Considering the direct deleterious impact of the compounds in question on HT-22 cells (expressed by the cytotoxicity assays and calculated IC50 values), it should be emphasized that their inhibitory potential was relatively low at the concentration used in this study (2.5 μM). However, at higher concentrations, the cytotoxicity increases, particularly after TP10. At high concentrations, this CPP induces morphology modifications associated with cell membrane weakness and instability [
38]. Interestingly, its cytotoxicity does not affect that of the construct. As the performed tests indicated, its cytotoxic effect was comparable to that of imatinib itself. Perhaps the non-covalent interactions between the molecule of imatinib and that of TP10 occurring during the mixing process bring about the improved safety of imatinib+PEG
4+TP10.
In conclusion, the avoidance of one of the efflux pumps by imatinib+PEG4+TP10 may explain its better access to the cell interior in comparison to that of imatinib itself. This quality, in turn, may account for the superior activity of the conjugate with respect to the inhibition of MPP+-induced oxidative stress and apoptosis as well as the decreased mortality of the tested cells.
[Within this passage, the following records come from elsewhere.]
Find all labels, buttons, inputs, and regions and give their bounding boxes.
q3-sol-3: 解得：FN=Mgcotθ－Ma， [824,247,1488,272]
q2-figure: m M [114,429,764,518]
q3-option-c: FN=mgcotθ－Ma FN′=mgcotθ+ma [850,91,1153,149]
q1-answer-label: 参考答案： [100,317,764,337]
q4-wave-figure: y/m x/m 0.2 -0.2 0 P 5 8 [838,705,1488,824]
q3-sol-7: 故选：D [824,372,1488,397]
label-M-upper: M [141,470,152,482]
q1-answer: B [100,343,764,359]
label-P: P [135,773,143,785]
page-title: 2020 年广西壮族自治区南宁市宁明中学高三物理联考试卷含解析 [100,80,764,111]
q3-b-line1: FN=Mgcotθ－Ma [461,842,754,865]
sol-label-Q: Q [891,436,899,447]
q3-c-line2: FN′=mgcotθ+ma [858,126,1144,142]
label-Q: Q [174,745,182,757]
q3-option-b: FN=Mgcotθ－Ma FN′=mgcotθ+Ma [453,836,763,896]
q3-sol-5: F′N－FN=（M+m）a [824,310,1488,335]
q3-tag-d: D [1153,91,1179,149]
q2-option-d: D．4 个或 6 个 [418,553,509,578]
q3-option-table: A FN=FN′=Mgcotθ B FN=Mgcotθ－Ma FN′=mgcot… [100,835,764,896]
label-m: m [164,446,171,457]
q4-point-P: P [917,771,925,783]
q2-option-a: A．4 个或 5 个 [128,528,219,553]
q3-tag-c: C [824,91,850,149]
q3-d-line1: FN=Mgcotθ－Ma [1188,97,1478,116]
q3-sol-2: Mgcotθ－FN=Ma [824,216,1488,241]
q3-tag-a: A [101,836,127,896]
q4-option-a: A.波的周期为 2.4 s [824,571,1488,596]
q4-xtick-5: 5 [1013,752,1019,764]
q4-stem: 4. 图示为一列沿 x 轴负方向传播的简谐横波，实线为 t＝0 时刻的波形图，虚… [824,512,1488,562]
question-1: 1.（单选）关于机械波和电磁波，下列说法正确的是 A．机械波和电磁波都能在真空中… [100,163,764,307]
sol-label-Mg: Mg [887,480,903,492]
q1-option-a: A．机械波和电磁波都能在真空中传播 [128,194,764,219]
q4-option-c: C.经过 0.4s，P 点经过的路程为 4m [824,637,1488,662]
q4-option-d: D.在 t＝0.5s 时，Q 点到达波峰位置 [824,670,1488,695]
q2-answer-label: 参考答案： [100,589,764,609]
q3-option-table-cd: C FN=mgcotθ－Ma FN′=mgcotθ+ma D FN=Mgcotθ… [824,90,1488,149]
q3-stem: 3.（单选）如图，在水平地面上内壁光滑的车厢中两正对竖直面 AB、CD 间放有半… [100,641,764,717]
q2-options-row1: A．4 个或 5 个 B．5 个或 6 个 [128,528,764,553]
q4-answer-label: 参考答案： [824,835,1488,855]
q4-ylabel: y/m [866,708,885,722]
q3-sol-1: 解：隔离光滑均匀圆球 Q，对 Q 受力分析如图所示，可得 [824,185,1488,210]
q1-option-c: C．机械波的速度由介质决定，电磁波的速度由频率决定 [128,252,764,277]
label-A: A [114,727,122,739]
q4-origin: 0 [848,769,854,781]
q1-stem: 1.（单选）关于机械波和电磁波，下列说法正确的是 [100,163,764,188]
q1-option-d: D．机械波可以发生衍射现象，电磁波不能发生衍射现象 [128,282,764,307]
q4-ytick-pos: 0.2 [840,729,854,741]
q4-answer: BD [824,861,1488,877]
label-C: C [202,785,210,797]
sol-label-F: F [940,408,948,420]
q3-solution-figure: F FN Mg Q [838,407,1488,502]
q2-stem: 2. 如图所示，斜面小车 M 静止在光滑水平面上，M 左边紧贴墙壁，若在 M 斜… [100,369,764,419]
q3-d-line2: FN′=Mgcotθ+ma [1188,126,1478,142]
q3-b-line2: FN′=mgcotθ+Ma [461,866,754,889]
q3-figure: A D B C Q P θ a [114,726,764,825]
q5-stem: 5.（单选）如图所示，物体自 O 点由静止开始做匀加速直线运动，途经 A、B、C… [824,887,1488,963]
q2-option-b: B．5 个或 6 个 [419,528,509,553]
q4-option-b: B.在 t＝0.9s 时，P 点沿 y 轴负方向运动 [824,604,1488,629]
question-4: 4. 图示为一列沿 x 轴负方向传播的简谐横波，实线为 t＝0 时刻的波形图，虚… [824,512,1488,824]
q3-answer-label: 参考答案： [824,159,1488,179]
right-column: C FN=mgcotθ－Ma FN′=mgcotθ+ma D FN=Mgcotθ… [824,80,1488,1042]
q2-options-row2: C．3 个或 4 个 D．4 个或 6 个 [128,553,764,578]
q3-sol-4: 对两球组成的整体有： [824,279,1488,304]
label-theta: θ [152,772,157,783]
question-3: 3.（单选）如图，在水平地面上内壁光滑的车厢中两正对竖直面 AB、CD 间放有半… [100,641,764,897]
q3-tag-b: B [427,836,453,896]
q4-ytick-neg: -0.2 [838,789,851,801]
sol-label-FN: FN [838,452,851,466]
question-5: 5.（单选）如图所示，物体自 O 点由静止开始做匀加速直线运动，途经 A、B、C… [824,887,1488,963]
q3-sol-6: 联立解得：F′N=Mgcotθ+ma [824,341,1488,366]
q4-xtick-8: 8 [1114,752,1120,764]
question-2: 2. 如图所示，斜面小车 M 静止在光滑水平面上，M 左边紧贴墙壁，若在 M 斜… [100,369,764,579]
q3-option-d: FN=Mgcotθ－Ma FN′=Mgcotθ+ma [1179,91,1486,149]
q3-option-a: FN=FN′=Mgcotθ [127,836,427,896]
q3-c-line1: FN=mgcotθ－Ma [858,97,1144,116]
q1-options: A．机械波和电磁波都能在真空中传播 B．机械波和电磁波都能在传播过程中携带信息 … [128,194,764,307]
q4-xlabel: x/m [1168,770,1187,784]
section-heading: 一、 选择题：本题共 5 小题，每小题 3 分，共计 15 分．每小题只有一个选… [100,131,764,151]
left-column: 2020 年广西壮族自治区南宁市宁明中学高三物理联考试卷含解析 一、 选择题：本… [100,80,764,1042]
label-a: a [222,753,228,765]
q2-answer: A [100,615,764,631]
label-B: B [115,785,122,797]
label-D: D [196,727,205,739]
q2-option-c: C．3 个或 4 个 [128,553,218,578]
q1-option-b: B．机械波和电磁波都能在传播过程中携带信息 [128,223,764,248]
At present, it is difficult to predict whether the lack of activation of the ABCB1 system found in this study may also be ascribed to that present in the BBB. Theoretically, if that were the case, it would translate into a better distribution of imatinib (in the form of a conjugate with TP10) within the CNS, and by this means, the drug could produce a more prominent neuroprotective effect. Additionally, it should be emphasized that the direct cytotoxicity of the conjugate was rather small.
Needless to say, this study presents preliminary research. However, its results may be an incentive for further investigations aiming at developing TKI-based therapeutic interventions for PD in the future.